Driven by consumer fashion and product innovation by manufacturers, tiling has an ever-increasing presence in our homes. Many consumers, and in particular those wishing to design and build their own homes, wish to replicate the tiled look that they have seen overseas or when leafing through home decor magazines. They also recognise the many benefits of tiling in the home – providing a long-lasting finish and being hygienic and easy to maintain.
Product trends are helping to drive the growth. Laminated wooden flooring has been popular in domestic homes for many years. Now the latest innovations in tile development mean that the aesthetic of natural wood can be combined with the hygiene and ease of maintenance offered by tiles. Currently, the concrete, or industrial, look is also in vogue. Along with metro tiles (inspired by the shape and finish of tiles from London Underground stations) and an increasingly wide range of size, shape and texture options, it means more choice and inspiration is available to the self-builder than ever before.
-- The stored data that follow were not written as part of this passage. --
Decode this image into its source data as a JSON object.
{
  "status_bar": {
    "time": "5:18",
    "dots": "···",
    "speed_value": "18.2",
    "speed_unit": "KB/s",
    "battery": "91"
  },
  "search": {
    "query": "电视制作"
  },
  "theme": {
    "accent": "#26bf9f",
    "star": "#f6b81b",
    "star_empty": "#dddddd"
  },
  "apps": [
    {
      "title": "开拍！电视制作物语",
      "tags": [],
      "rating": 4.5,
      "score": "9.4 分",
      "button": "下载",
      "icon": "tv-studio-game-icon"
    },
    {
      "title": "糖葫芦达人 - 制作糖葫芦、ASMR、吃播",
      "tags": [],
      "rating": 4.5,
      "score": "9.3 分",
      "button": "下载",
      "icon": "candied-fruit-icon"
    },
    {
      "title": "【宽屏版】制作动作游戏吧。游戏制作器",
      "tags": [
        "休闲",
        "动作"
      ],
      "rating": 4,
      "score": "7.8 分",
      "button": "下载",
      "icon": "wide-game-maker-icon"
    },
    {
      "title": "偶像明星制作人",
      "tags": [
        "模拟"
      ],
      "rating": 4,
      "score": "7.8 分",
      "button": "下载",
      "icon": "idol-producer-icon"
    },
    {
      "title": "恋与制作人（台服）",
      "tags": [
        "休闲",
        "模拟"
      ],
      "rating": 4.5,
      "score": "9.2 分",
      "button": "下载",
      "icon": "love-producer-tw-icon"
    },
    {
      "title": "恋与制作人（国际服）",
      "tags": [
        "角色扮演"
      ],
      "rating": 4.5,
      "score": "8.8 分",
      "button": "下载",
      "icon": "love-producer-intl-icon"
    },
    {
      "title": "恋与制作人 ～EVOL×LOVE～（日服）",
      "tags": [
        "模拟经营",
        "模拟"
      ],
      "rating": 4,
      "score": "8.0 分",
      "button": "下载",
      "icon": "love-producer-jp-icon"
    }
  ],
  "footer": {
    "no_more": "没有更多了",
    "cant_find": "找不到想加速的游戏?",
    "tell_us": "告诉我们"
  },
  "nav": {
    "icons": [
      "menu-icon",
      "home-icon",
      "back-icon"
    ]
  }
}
The latest trend in tile sizes is towards the larger format versions. Gone are the days when 4 x 4” wall tiles were the only option. Currently, the trend is towards increasingly large tiles and panels of up to 1600 x 3200mm. Use of these types of tiles reduces grout lines and maximises the impact of the tile design.
While the design opportunities in tiling are greater than ever, it is important that the technical issues associated with installing a tiled surface are fully understood and that all work is carried out to British Standards. Following the release of the latest British Standard BS 5835-1: 2018 Wall & Floor Tiling, there are particular requirements regarding the need for mechanical fixing of large-format tiles in certain installations. Other changes include the removal of plywood as a suitable background for tiling – installers should use a bespoke tile backer board instead.
This latest revision of the standard also included a clause relating to workmanship (clause 7.1.3). For the first time, the standard now recognises that the installation of ceramic or natural stone tiling should be carried out with “efficient supervision and the employment of properly trained operatives, skilled to an appropriate level of competence, certified by a recognised authoritative body, e.g. The Tile Association”.
TTA is involved in the development of both UK and international standards, through its participation in the BSI for British Standards and also ISO for international standards. Further technical information on all aspects of tile installation and British Standards is available from TTA.
With a wide range of technical documents, which members can download free-of-charge from the TTA website, TTA is an invaluable source of information for anybody involved in tiling. Registered architects are also entitled to free downloads of TTA technical documents and guidance notes. TTA also conducts training and technical seminars. It is currently running training sessions, open to all, on the subject of large-format tiles.
If things go wrong on site, TTA offers a technical inspection service, which is available to anyone who has concerns about tiling work. Under the terms of the service, one of TTA’s highly experienced technical inspectors can visit a site to inspect the workmanship of any tiling installation. The inspector will assess the workmanship against relevant British and European Standards and provide a detailed written report of the inspection with their findings and a conclusion. This report can be used in court as evidence, should any dispute go to that level. Full details of the pricing for the technical inspection service are available on TTA’s website.
To encourage and stimulate quality and achievement in the industry, TTA runs a prestigious national awards scheme. The awards are an eagerly awaited fixture in the tiling industry calendar. One of the categories is for ‘Best Domestic Project’, which in 2019 was won by Arrow Tiling for its work on a large renovated mansion house in Surrey, including the design, surface preparation, supply and installation of a wide range of tiles and tiling products. It features a 3m-long slab of 6mm porcelain, mitred and polished with down-stands to create an island worktop in the kitchen – tough, durable and practical.
Entries are currently being accepted online for the 2020 awards, which will be held in March next year. TTA encourages anyone who has been involved in an excellent tiling job to consider entering the awards.